Rheumatoid Arthritis Linked to Increased Risk of A-Fib, Stroke
Risk of a-fib ~40 percent higher, risk of stroke ~30 percent higher than general population
FRIDAY, March 9 (HealthDay News) -- Patients with rheumatoid arthritis have a significantly increased risk of atrial fibrillation and stroke, according to a study published online March 8 in BMJ.

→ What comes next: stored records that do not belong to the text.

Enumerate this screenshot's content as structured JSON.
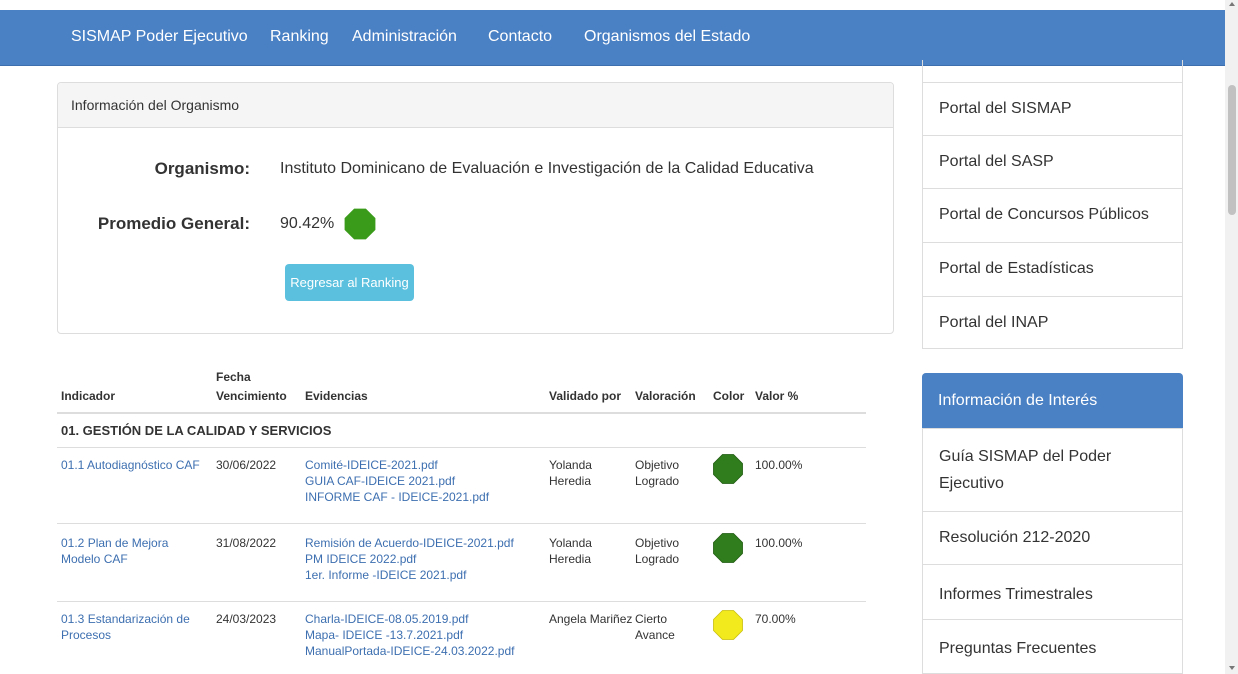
{
  "navbar": {
    "brand": "SISMAP Poder Ejecutivo",
    "items": [
      "Ranking",
      "Administración",
      "Contacto",
      "Organismos del Estado"
    ]
  },
  "info_panel": {
    "heading": "Información del Organismo",
    "org_label": "Organismo:",
    "org_value": "Instituto Dominicano de Evaluación e Investigación de la Calidad Educativa",
    "avg_label": "Promedio General:",
    "avg_value": "90.42%",
    "avg_color": "#3a9a1a",
    "back_button": "Regresar al Ranking"
  },
  "table": {
    "headers": {
      "indicador": "Indicador",
      "fecha_1": "Fecha",
      "fecha_2": "Vencimiento",
      "evidencias": "Evidencias",
      "validado": "Validado por",
      "valoracion": "Valoración",
      "color": "Color",
      "valor": "Valor %"
    },
    "section": "01. GESTIÓN DE LA CALIDAD Y SERVICIOS",
    "rows": [
      {
        "indicador": "01.1 Autodiagnóstico CAF",
        "fecha": "30/06/2022",
        "evidencias": [
          "Comité-IDEICE-2021.pdf",
          "GUIA CAF-IDEICE 2021.pdf",
          "INFORME CAF - IDEICE-2021.pdf"
        ],
        "validado_1": "Yolanda",
        "validado_2": "Heredia",
        "valoracion_1": "Objetivo",
        "valoracion_2": "Logrado",
        "color": "#2f7d1c",
        "valor": "100.00%"
      },
      {
        "indicador": "01.2 Plan de Mejora Modelo CAF",
        "fecha": "31/08/2022",
        "evidencias": [
          "Remisión de Acuerdo-IDEICE-2021.pdf",
          "PM IDEICE 2022.pdf",
          "1er. Informe -IDEICE 2021.pdf"
        ],
        "validado_1": "Yolanda",
        "validado_2": "Heredia",
        "valoracion_1": "Objetivo",
        "valoracion_2": "Logrado",
        "color": "#2f7d1c",
        "valor": "100.00%"
      },
      {
        "indicador": "01.3 Estandarización de Procesos",
        "fecha": "24/03/2023",
        "evidencias": [
          "Charla-IDEICE-08.05.2019.pdf",
          "Mapa- IDEICE -13.7.2021.pdf",
          "ManualPortada-IDEICE-24.03.2022.pdf"
        ],
        "validado_1": "Angela Mariñez",
        "validado_2": "",
        "valoracion_1": "Cierto",
        "valoracion_2": "Avance",
        "color": "#f2ea1c",
        "valor": "70.00%"
      }
    ]
  },
  "sidebar": {
    "portals": [
      "Portal del SISMAP",
      "Portal del SASP",
      "Portal de Concursos Públicos",
      "Portal de Estadísticas",
      "Portal del INAP"
    ],
    "interest_heading": "Información de Interés",
    "interest_items": [
      "Guía SISMAP del Poder Ejecutivo",
      "Resolución 212-2020",
      "Informes Trimestrales",
      "Preguntas Frecuentes"
    ]
  }
}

Noting that patients with rheumatoid arthritis are already known to have a higher risk of myocardial infarction and cardiovascular death, Jesper Lindhardsen, M.D., from Copenhagen University Hospital Gentofte, and colleagues analyzed data on atrial fibrillation and stroke from 4,182,335 participants from the entire Danish population over 15 years old, without a diagnosis of rheumatoid arthritis, atrial fibrillation, or stroke before 1997.
After a median follow-up of 4.8 years, the researchers found that 18,247 people had rheumatoid arthritis. Atrial fibrillation was diagnosed in 156,484 people, including 774 with rheumatoid arthritis. Of the 165,343 people who had a stroke, 718 had rheumatoid arthritis. Compared with the general population, patients with rheumatoid arthritis had an adjusted incidence rate ratio of 1.41 for atrial fibrillation and 1.32 for stroke.
"Rheumatoid arthritis was associated with an increased incidence of atrial fibrillation and stroke," Lindhardsen and colleagues conclude. "The novel finding of increased risk of atrial fibrillation in rheumatoid arthritis suggests that this arrhythmia is relevant in cardiovascular risk assessment of these patients."